O minisode se passa em uma cidade de Gallifrey nunca antes mostrada na série: Arcadia. O 10º Doutor chegou a citar a cidade para Rose em Doomsday (2ª Temporada), dizendo que estava lá no dia da queda, durante a Time War, mas fora isso não tivemos mais informações precisas sobre o local. É importante lembrar que Arcadia não é a mesma coisa que o Capitólio de Gallifrey, a imagem mais frequentemente vista do planeta do Doutor. Abaixo, temos duas versões do Capitólio, uma que representa os tempos de paz e outra os tempos de guerra, mostradas respectivamente em The Name of the Doctor (7ª Temporada) e no trailer do Especial de 50 anos, The Day of the Doctor.

Enquanto sempre vemos imagens do Capitólio destruído, não vemos, nem nesse The Last Day, os escombros de Arcadia – embora a gente imagine como tenha ficado a cidade e a tirar pelo que o 10º Doutor comentou a respeito, não sobrou muita coisa.
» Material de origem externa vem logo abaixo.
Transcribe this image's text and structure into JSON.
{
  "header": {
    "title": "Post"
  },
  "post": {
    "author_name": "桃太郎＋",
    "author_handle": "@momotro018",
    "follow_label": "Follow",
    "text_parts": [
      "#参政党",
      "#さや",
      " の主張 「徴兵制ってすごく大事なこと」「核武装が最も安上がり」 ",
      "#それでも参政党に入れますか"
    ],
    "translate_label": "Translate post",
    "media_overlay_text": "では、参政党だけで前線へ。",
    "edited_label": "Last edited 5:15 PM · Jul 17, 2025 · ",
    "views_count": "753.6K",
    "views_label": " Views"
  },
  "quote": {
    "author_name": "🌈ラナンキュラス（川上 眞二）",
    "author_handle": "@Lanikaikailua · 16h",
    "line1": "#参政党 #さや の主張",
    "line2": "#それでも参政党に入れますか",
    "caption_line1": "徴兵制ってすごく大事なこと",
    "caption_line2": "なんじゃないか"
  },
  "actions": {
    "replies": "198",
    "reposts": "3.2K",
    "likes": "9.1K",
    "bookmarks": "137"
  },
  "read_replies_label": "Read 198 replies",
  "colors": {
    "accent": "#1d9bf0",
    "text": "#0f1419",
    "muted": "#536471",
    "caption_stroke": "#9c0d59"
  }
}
De forma bastante irônica, durante a Time War, Arcadia era conhecida como “o lugar mais seguro de Gallifrey”. Toda essa segurança mostrada no título da cidade se devia ao desenvolvimento de uma tecnologia capaz de escanear o céu à procura dos mínimos corpos estranhos possíveis. A ideia das trincheiras aéreas era que nada passasse pelo céu da cidade sem antes ser identificado. 
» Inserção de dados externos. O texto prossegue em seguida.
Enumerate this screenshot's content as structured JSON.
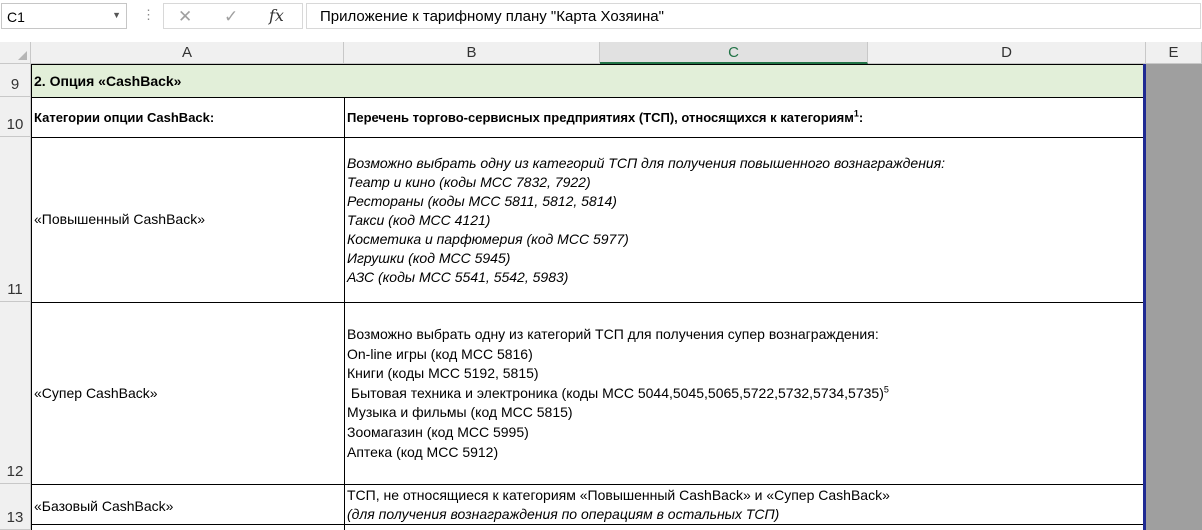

O roteiro desse minisode explora o dia em que os Daleks, de alguma forma, conseguiram driblar a tecnologia gallifreyana e entrar em Arcadia.

Antes do ataque, porém, vemos cenas do primeiro dia de trabalho de um soldado com uma headcam no elmo. Um outro companheiro lhe dá as instruções sobre o dispositivo, fala das alucinações e “não premonições”, como também sobre o funcionamento dos uploads dos dados cerebrais para as famílias, caso o soldado morresse (bizarro, isso, não? Mas ao mesmo tempo genial! Me lembrou um pouco Silence in the Library). E sobre as tais alucinações: é natural que mesmo um Time Lord tivesse efeitos colaterais tendo uma pequena parte do seu cérebro transformada em um disco rígido. Para fazer o upload dos dados cerebrais, o processo dessa headcam era claramente invasivo, o que explica os tais efeitos psíquicos. Porém, há uma ironia moffatiana no roteiro, já que o soldado treinador diz para o novato que o que ele teria NÃO ERAM PREMONIÇÕES e sim ALUCINAÇÕES, todavia, a gente sabe que foi exatamente o contrário: a gritaria quando os Daleks invadem o céu de Arcadia fala por si só.

No melhor estilo Master Chief, de Halo, boa parte do episódio é visto sob a perspectiva desse soldado de primeira viagem.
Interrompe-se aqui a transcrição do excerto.